Friday, December 2, 2016

Red Tribe and Blue Tribe

Read this (very long) post from Scott Alexander, I Can Tolerate Anything Except the Outgroup, and its (very long) sequel, Five Case Studies on Politicization, and you'll understand most of the problems with the world.

There's definitely a "red tribe" and a "blue tribe". Red tribe is cultural conservatives and blue tribe is cultural liberals. And I fit in with the red tribe almost to a tee. I'm from rural Mississippi, I'm Christian, I was homeschooled, I'm a teetotaler, etc. I'm probably the most conservative demographic in America. And each tribe has an outgroup: the red tribe has both the blue tribe and outsiders, but somehow the blue tribe made the red tribe the only outgroup. His eventual conclusion is that liberals think conservatives are worse than ISIS at a gut level. Sadly, this is a lot of why I'm not liberal any more. I don't want to hang out with a crowd that thinks I'm worse than ISIS. And unfortunately, a lot of the left looks down on me because I'm from the wrong part of the country, I have the wrong accent, I go to the wrong church, I do the wrong things that the wrong people enjoy. No matter how liberal my political views were, they still saw that I was the wrong kind of person. Being a white evangelical homeschooled Mississippian on the left is like being a gay Muslim Mexican on the right.
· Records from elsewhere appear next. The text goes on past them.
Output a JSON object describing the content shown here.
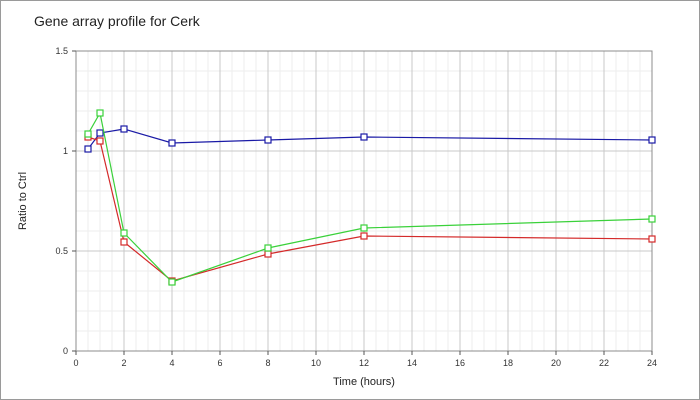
{
  "chart_data": {
    "type": "line",
    "title": "Gene array profile for Cerk",
    "xlabel": "Time (hours)",
    "ylabel": "Ratio to Ctrl",
    "xlim": [
      0,
      24
    ],
    "ylim": [
      0,
      1.5
    ],
    "x_ticks": [
      "0",
      "2",
      "4",
      "6",
      "8",
      "10",
      "12",
      "14",
      "16",
      "18",
      "20",
      "22",
      "24"
    ],
    "y_ticks": [
      "0",
      "0.5",
      "1",
      "1.5"
    ],
    "grid": true,
    "legend": "none",
    "marker": "open-square",
    "series": [
      {
        "color": "#1a1aa6",
        "x": [
          0.5,
          1,
          2,
          4,
          8,
          12,
          24
        ],
        "y": [
          1.01,
          1.09,
          1.11,
          1.04,
          1.055,
          1.07,
          1.055
        ]
      },
      {
        "color": "#d42a2a",
        "x": [
          0.5,
          1,
          2,
          4,
          8,
          12,
          24
        ],
        "y": [
          1.07,
          1.05,
          0.545,
          0.35,
          0.485,
          0.575,
          0.56
        ]
      },
      {
        "color": "#3ad13a",
        "x": [
          0.5,
          1,
          2,
          4,
          8,
          12,
          24
        ],
        "y": [
          1.085,
          1.19,
          0.59,
          0.345,
          0.515,
          0.615,
          0.66
        ]
      }
    ]
  }
}
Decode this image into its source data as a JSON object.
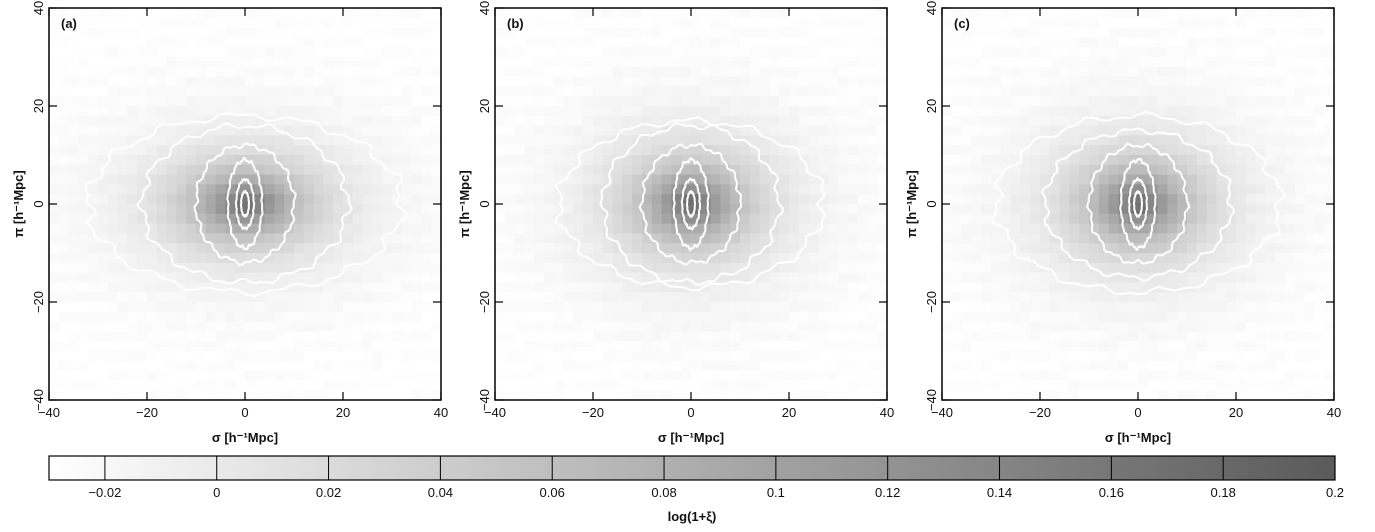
{
  "chart_data": [
    {
      "type": "heatmap",
      "panel_label": "(a)",
      "xlabel": "σ   [h⁻¹Mpc]",
      "ylabel": "π   [h⁻¹Mpc]",
      "xlim": [
        -40,
        40
      ],
      "ylim": [
        -40,
        40
      ],
      "xticks": [
        -40,
        -20,
        0,
        20,
        40
      ],
      "yticks": [
        -40,
        -20,
        0,
        20,
        40
      ],
      "peak_value": 0.2,
      "sigma_scale": 13,
      "pi_scale": 8,
      "contour_semi_axes": [
        [
          0.8,
          2.5
        ],
        [
          1.8,
          5
        ],
        [
          3.5,
          9
        ],
        [
          10,
          12
        ],
        [
          21,
          16
        ],
        [
          32,
          18
        ]
      ]
    },
    {
      "type": "heatmap",
      "panel_label": "(b)",
      "xlabel": "σ   [h⁻¹Mpc]",
      "ylabel": "π   [h⁻¹Mpc]",
      "xlim": [
        -40,
        40
      ],
      "ylim": [
        -40,
        40
      ],
      "xticks": [
        -40,
        -20,
        0,
        20,
        40
      ],
      "yticks": [
        -40,
        -20,
        0,
        20,
        40
      ],
      "peak_value": 0.2,
      "sigma_scale": 12,
      "pi_scale": 9,
      "contour_semi_axes": [
        [
          0.8,
          2.5
        ],
        [
          1.8,
          5
        ],
        [
          3.5,
          9
        ],
        [
          10,
          12
        ],
        [
          18,
          16
        ],
        [
          27,
          17
        ]
      ]
    },
    {
      "type": "heatmap",
      "panel_label": "(c)",
      "xlabel": "σ   [h⁻¹Mpc]",
      "ylabel": "π   [h⁻¹Mpc]",
      "xlim": [
        -40,
        40
      ],
      "ylim": [
        -40,
        40
      ],
      "xticks": [
        -40,
        -20,
        0,
        20,
        40
      ],
      "yticks": [
        -40,
        -20,
        0,
        20,
        40
      ],
      "peak_value": 0.2,
      "sigma_scale": 12,
      "pi_scale": 9,
      "contour_semi_axes": [
        [
          0.8,
          2.5
        ],
        [
          1.8,
          5
        ],
        [
          3.5,
          9
        ],
        [
          10,
          12
        ],
        [
          19,
          15
        ],
        [
          29,
          18
        ]
      ]
    }
  ],
  "colorbar": {
    "label": "log(1+ξ)",
    "range": [
      -0.03,
      0.2
    ],
    "ticks": [
      -0.02,
      0,
      0.02,
      0.04,
      0.06,
      0.08,
      0.1,
      0.12,
      0.14,
      0.16,
      0.18,
      0.2
    ],
    "tick_labels": [
      "−0.02",
      "0",
      "0.02",
      "0.04",
      "0.06",
      "0.08",
      "0.1",
      "0.12",
      "0.14",
      "0.16",
      "0.18",
      "0.2"
    ],
    "color_low": "#ffffff",
    "color_high": "#5a5a5a"
  },
  "contour_color": "#ffffff"
}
The absolute worst thing for Christianity is for it to be identified with the red tribe. It's almost impossible to evangelize to blue tribe people. For this reason, I'd consider people like Nadia Bolz-Weber to be very important - she's a Christian pastor and about as blue tribe as they come. Meanwhile, the red tribe people are already sure they're Christian because they were born into the right family or they had a religious experience once when they were younger. It doesn't matter how they act. Most of my blue tribe Christian friends have quit the faith. They don't act very different from secular blue tribe people and there's not much incentive for them to stay if they live in a blue tribe bubble. If they want to stay in religion, they tend to go to more blue tribe-friendly religions like Wicca.

It's also horrible, like I mentioned above, for liberals trying to explain their views to people like me. There are some who accept me and don't look down on me, and I respect them a lot. But in my experience, most of them do look down on me and everything I love. I don't want to live in a big city, I don't want to eat organic everything, I don't want to see Hamilton, etc. And as I'll go into detail in the future, I hate snark.

One of the worst things about this election is that my red tribe, the people who think and act like me, went almost wholesale for Donald "Antichrist" Trump. If I was part of the blue tribe it wouldn't hurt so bad. I wish the red tribe got the sensible candidate and the blue tribe got the complete moron, like if it had been Marco Rubio vs. Bernie Sanders. Of course, most blue tribe people I know wanted Bernie anyway. Ironically they're the same people who wouldn't shut up about Trump Trump Trump Trump Trump all the time. And they were mad about having to vote for uncool Hillary instead of cool edgy Bernie.

Seriously, Scott Alexander's posts put a lot of my thoughts into words way better than I could. He comes from a completely different perspective but he comes to the same conclusions. Read them if you have the time, I don't know how to summarize them.